Determination (decision)

  1. In line with paragraph 54 of the Scheme, the Ombudsman finds that there was service failure on the part of the landlord in the handling of the resident’s reports of repair issues at his property.
  2. In line with paragraph 39(m) of the Scheme, the complaint about access to adult social care is outside of jurisdiction.

 

Reasons

  1. This has been a very finely balanced decision. It is clear from the information available to the Ombudsman that access to the property has been a significant barrier in the landlord carrying out the works required to the resident’s home. It has made extensive efforts, in conjunction with the resident, his solicitor, and support services to make reasonable adjustments so that the repairs could be completed.
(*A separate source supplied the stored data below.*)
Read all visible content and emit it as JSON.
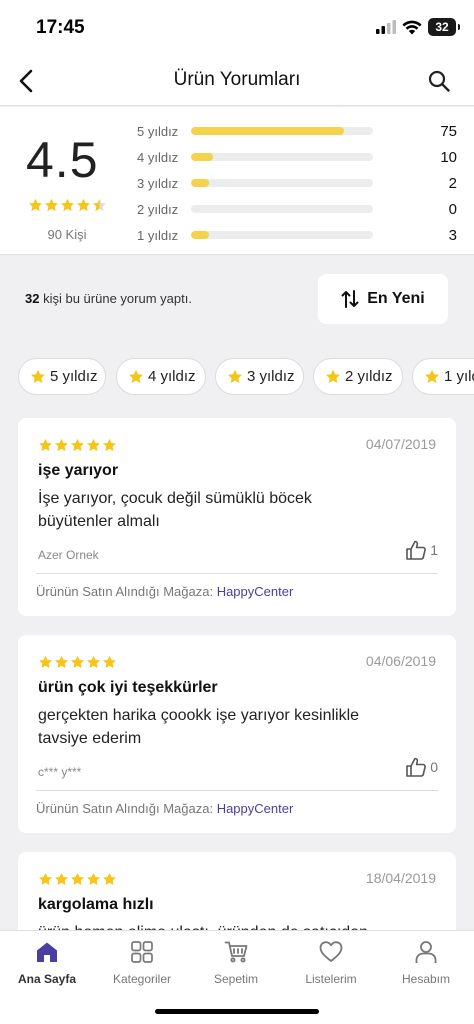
{
  "status": {
    "time": "17:45",
    "battery": "32"
  },
  "nav": {
    "title": "Ürün Yorumları",
    "back_icon": "chevron-left-icon",
    "search_icon": "search-icon"
  },
  "summary": {
    "average": "4.5",
    "average_stars": 4.5,
    "count_label": "90 Kişi",
    "distribution": [
      {
        "label": "5 yıldız",
        "count": "75",
        "fraction": 0.84
      },
      {
        "label": "4 yıldız",
        "count": "10",
        "fraction": 0.12
      },
      {
        "label": "3 yıldız",
        "count": "2",
        "fraction": 0.1
      },
      {
        "label": "2 yıldız",
        "count": "0",
        "fraction": 0.0
      },
      {
        "label": "1 yıldız",
        "count": "3",
        "fraction": 0.1
      }
    ],
    "bar_color": "#f5d24a"
  },
  "info": {
    "count": "32",
    "text": "kişi bu ürüne yorum yaptı."
  },
  "sort": {
    "label": "En Yeni",
    "icon": "sort-arrows-icon"
  },
  "filters": [
    {
      "label": "5 yıldız"
    },
    {
      "label": "4 yıldız"
    },
    {
      "label": "3 yıldız"
    },
    {
      "label": "2 yıldız"
    },
    {
      "label": "1 yıldız"
    }
  ],
  "reviews": [
    {
      "stars": 5,
      "date": "04/07/2019",
      "title": "işe yarıyor",
      "body": "İşe yarıyor, çocuk değil sümüklü böcek büyütenler almalı",
      "author": "Azer Ornek",
      "likes": "1",
      "store_label": "Ürünün Satın Alındığı Mağaza:",
      "store_name": "HappyCenter"
    },
    {
      "stars": 5,
      "date": "04/06/2019",
      "title": "ürün çok iyi teşekkürler",
      "body": "gerçekten harika çoookk işe yarıyor kesinlikle tavsiye ederim",
      "author": "c*** y***",
      "likes": "0",
      "store_label": "Ürünün Satın Alındığı Mağaza:",
      "store_name": "HappyCenter"
    },
    {
      "stars": 5,
      "date": "18/04/2019",
      "title": "kargolama hızlı",
      "body": "ürün hemen elime ulaştı, üründen de satıcıdan da",
      "author": "",
      "likes": "",
      "store_label": "",
      "store_name": ""
    }
  ],
  "tabs": [
    {
      "label": "Ana Sayfa",
      "icon": "home-icon",
      "active": true
    },
    {
      "label": "Kategoriler",
      "icon": "grid-icon",
      "active": false
    },
    {
      "label": "Sepetim",
      "icon": "cart-icon",
      "active": false
    },
    {
      "label": "Listelerim",
      "icon": "heart-icon",
      "active": false
    },
    {
      "label": "Hesabım",
      "icon": "user-icon",
      "active": false
    }
  ],
  "colors": {
    "accent": "#4a3fa0",
    "star": "#f5c518",
    "background": "#f0f0f2"
  }
}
This no doubt has taken up a considerable amount of resource. The resident’s tenancy agreement obliges him to provide access for repairs, yet on several occasions he has not allowed access for repairs to be undertaken. 
  2. The evidence also shows that the landlord took steps to replace the gas boiler at the property in light of the resident’s ongoing concerns about this, and that when he then reported faults with the new system this was investigated and no fault with the electrical supply or heating and hot water at the property was found.
  1. There is no evidence that the property has been condemned or has been found to be structurally unsound. Neither is there any indication of court orders or injunctions. While the resident complains that the landlord does not listen to his reports of repairs and refuses to carry them out, the evidence demonstrates that this is not the case.
  1. However, it is a concern that the repairs at the property have been outstanding for so long. Despite the significant problems that the landlord has faced it remains the case that it is responsible for carrying out these works and it could have done more to review the condition of the property in 2018. As the independent surveyor’s report evidenced, there was a significant deterioration in this from the survey carried out by the landlord in 2017.
  2. It was then a year from the provision of the independent survey detailing the repairs required to these being scheduled. This was a long delay which does not appear to have been caused by access issues, and there is little indication that the resident was kept updated on progress. Further, there was an opportunity missed to have carried out the external repairs sooner. These failings could warrant a more serious finding of maladministration (rather than service failure), and a higher compensation amount, but the Ombudsman takes into account the mitigating factors in the case and the clear efforts that the landlord has made to try and fulfil its repair obligations.

Orders

  1. The Ombudsman orders the landlord to:
    1. Pay the resident £200 as a remedy to the delays in carrying out works to the property.
    2. Seek legal advice on its repair obligations in this case.
    3. Within one month of obtaining legal advice, convene a meeting with the resident, his support services and any legal representation he has, to decide on a way forward so that the repairs can be completed. This should include the possible outcomes should the resident not provide access for any planned attendances.
    4. Within one month of this meeting, the landlord should write to the resident (via his representative should he have one) setting out a proposal for completing the repairs, to include a timescale.